病院内の検査を専門に行う仕事
臨床検査技師は、病院内で行われる数多くの検査を専門的に行う仕事です。
病気やケガをしたときに診療施設に行くと、まず医師の問診を受けた後、何らかの検査をするように指示されるのが一般的です。
具体的には血液検査や尿検査といった生体検査にあたるものです。
ケガの場合は骨折など内部に重大な損傷が発生していないかどうかを、機器を使って検査する場合もあります。
臨床検査技師が行う検査業務は大きく分けて「検体検査」と「生理学的検査」があります。
「検体検査」とは血液など体液を採取することにより、内部に含まれている成分を調べ、そこから体内に何らかの異常がないかをチェックするものです。
専門的なものになるとがん検診のときの細胞検索など組織診断を行うことがあり、いずれも患者さんの体の一部を使用して数値を調べるというものとなっています。
もう一つの「生理学的検査」というのは、外部から医療機器を設置して、そこから起こる反応を見るというものです。
具体的には「心電図」「脳波」「超音波」などの検査のことで、これら高度な医療機器を正確に扱うというのが臨床検査技師の仕事となります。

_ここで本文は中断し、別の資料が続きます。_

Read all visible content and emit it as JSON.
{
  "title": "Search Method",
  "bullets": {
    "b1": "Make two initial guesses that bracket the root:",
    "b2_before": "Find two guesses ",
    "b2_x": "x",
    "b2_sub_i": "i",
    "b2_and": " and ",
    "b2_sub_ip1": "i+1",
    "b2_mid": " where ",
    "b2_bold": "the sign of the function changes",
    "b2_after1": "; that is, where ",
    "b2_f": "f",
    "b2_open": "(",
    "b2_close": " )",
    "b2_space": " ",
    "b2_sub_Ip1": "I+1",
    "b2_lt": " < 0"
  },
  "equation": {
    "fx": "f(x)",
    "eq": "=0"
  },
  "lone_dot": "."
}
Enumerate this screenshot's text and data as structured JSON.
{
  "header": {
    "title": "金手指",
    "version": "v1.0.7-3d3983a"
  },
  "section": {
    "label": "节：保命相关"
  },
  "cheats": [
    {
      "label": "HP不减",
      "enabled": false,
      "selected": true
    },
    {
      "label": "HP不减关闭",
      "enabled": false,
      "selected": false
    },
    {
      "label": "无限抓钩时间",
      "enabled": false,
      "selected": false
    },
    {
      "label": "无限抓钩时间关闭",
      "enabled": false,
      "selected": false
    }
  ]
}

臨床検査技師になるためには、高等学校卒業後にまず臨床検査技師養成課程のある専門学校もしくは短大、大学へと進学します。
養成課程を修了したところで国家試験の受験資格が得られるので、卒業前に合格をすることにより新卒で医療関連施設に就職をすることが可能です。
安定的な仕事ができるものの人員は過剰気味
臨床検査技師は他の医療関連職と比較して時間的に余裕があり、勤務しやすい職であると言えます。

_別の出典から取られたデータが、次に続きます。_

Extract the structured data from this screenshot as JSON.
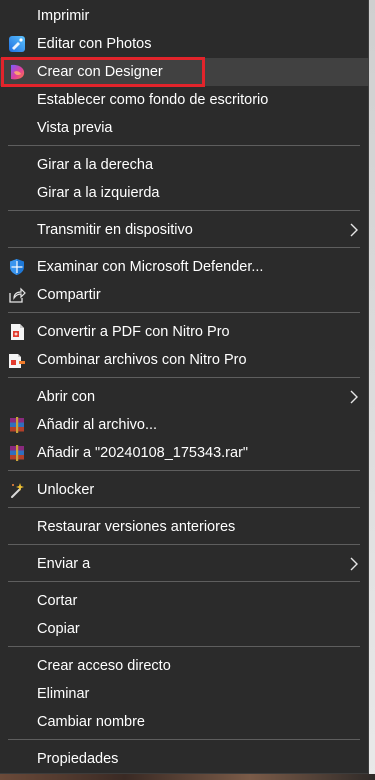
{
  "menu": {
    "items": {
      "print": "Imprimir",
      "edit_photos": "Editar con Photos",
      "create_designer": "Crear con Designer",
      "set_wallpaper": "Establecer como fondo de escritorio",
      "preview": "Vista previa",
      "rotate_right": "Girar a la derecha",
      "rotate_left": "Girar a la izquierda",
      "cast": "Transmitir en dispositivo",
      "defender": "Examinar con Microsoft Defender...",
      "share": "Compartir",
      "convert_pdf": "Convertir a PDF con Nitro Pro",
      "combine_files": "Combinar archivos con Nitro Pro",
      "open_with": "Abrir con",
      "add_archive": "Añadir al archivo...",
      "add_rar": "Añadir a \"20240108_175343.rar\"",
      "unlocker": "Unlocker",
      "restore_versions": "Restaurar versiones anteriores",
      "send_to": "Enviar a",
      "cut": "Cortar",
      "copy": "Copiar",
      "create_shortcut": "Crear acceso directo",
      "delete": "Eliminar",
      "rename": "Cambiar nombre",
      "properties": "Propiedades"
    }
  },
  "colors": {
    "menu_background": "#2b2b2b",
    "hover_background": "#414141",
    "highlight_border": "#e2242b",
    "separator": "#5e5e5e"
  },
  "icons": {
    "edit_photos": "photos-icon",
    "create_designer": "designer-icon",
    "defender": "defender-shield-icon",
    "share": "share-icon",
    "convert_pdf": "nitro-pdf-icon",
    "combine_files": "nitro-combine-icon",
    "add_archive": "winrar-icon",
    "add_rar": "winrar-icon",
    "unlocker": "magic-wand-icon",
    "submenu": "chevron-right-icon"
  }
}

そのため女性で資格を取得する人の割合も多く、妊娠出産のために一時的に仕事をやめても過去の実績をもとに転職をしやすいというメリットがあります。
業務内容も検査に関わるものであることから、救急救命のような緊急性もなく精神的なプレッシャーも大きなものではありません。
しかしそうした勤めやすさもあって、ここ近年では資格者が余剰気味になっているという問題があります。

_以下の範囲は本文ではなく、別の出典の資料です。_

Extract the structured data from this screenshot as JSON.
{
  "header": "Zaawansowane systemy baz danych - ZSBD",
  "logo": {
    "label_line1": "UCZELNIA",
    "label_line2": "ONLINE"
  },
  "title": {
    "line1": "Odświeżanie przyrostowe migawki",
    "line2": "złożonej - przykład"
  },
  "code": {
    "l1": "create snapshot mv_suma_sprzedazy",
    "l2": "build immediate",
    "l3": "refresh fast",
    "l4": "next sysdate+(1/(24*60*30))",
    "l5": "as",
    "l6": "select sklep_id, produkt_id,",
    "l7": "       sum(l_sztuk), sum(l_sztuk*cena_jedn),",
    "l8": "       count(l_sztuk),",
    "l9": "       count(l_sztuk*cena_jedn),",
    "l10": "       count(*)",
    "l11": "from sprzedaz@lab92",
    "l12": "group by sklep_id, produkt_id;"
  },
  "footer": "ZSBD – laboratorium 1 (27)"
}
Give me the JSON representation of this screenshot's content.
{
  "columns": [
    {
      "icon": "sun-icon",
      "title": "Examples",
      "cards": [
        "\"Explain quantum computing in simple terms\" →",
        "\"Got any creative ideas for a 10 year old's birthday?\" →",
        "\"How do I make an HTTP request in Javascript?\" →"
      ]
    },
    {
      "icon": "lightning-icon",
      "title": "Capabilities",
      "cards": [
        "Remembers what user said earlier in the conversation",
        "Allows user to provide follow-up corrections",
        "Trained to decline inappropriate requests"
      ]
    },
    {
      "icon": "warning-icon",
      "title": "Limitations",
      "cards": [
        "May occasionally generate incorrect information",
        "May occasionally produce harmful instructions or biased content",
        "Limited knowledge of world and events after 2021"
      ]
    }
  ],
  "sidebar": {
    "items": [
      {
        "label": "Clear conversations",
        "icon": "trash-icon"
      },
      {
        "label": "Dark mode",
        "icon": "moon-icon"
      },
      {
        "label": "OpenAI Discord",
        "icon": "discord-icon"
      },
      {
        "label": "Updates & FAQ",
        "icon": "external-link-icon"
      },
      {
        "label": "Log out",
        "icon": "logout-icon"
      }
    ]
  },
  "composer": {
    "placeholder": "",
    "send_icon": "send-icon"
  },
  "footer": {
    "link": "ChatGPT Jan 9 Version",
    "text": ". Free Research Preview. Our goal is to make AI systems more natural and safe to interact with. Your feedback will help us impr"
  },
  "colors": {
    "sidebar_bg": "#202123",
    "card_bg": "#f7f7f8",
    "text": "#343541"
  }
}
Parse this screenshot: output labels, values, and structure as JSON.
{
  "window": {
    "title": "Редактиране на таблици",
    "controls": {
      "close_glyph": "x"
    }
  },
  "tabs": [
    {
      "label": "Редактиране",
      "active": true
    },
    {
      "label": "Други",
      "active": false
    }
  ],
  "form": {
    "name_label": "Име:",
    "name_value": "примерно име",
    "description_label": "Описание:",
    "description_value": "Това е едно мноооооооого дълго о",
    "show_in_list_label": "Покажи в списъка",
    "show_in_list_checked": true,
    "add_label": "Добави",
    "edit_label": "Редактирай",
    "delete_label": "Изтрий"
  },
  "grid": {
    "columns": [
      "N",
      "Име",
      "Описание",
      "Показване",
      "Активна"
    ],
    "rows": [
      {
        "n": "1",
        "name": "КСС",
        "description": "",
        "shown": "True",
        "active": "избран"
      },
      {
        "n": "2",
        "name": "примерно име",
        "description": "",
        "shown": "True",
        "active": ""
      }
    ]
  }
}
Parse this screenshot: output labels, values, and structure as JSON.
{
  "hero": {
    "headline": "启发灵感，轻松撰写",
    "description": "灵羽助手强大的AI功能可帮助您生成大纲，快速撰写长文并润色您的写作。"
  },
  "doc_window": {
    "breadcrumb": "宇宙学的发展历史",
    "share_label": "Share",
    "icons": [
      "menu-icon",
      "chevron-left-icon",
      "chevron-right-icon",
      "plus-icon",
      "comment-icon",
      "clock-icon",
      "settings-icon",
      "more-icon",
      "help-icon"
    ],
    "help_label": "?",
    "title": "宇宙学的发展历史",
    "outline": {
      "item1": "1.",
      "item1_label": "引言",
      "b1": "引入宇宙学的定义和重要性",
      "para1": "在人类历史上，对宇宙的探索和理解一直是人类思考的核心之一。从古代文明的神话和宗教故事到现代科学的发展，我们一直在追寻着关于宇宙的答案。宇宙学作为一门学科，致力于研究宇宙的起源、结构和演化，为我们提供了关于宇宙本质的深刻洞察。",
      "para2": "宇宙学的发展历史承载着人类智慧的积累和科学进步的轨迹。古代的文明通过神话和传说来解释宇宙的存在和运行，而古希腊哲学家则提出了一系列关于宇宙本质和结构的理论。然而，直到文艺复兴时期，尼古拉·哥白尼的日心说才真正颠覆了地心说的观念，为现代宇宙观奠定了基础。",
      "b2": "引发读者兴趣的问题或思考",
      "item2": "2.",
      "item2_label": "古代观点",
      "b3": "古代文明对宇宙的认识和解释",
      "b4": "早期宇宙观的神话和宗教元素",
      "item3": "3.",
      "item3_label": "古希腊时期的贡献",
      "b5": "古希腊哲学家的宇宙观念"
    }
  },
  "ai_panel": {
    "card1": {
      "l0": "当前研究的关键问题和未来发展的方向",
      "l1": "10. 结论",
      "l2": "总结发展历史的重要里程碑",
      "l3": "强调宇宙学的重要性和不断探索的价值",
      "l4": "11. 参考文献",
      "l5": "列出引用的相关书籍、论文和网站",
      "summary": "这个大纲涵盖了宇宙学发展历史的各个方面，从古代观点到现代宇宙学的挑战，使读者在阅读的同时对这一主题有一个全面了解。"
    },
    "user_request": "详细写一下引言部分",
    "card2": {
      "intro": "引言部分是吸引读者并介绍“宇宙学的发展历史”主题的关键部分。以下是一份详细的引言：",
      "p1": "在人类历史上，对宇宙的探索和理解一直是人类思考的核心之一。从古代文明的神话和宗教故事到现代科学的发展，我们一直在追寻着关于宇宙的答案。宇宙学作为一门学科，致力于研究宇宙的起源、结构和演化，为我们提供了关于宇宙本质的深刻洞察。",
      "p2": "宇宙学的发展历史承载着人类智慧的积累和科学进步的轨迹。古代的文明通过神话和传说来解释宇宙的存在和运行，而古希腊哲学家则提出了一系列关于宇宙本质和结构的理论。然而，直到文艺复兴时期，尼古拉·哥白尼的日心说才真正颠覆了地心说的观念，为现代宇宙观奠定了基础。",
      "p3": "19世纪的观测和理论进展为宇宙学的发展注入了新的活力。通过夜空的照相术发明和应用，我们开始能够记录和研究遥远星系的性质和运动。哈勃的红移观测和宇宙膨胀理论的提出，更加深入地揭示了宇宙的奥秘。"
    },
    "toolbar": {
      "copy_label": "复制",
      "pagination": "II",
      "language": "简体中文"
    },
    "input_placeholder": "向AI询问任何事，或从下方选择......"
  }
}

臨床検査技師の給与は決して高いものではなく、国立もしくは都道府県立病院では月収は16万円程度が平均額です。
そこに若干の調整手当がつくので手取り額は少し多めになりますが、人員そのものが余剰となっていることにより、給与が上がりにくいという状況は依然として続いています。
さらに医療機器分野は発展がめざましく、短いスパンでどんどん新しい機器が登場してきています。
総合病院のような臨床例の多い施設ではそうした新しい機器もいち早く購入しますので、それらに対応できるように日々勉強をしていかなければいけません。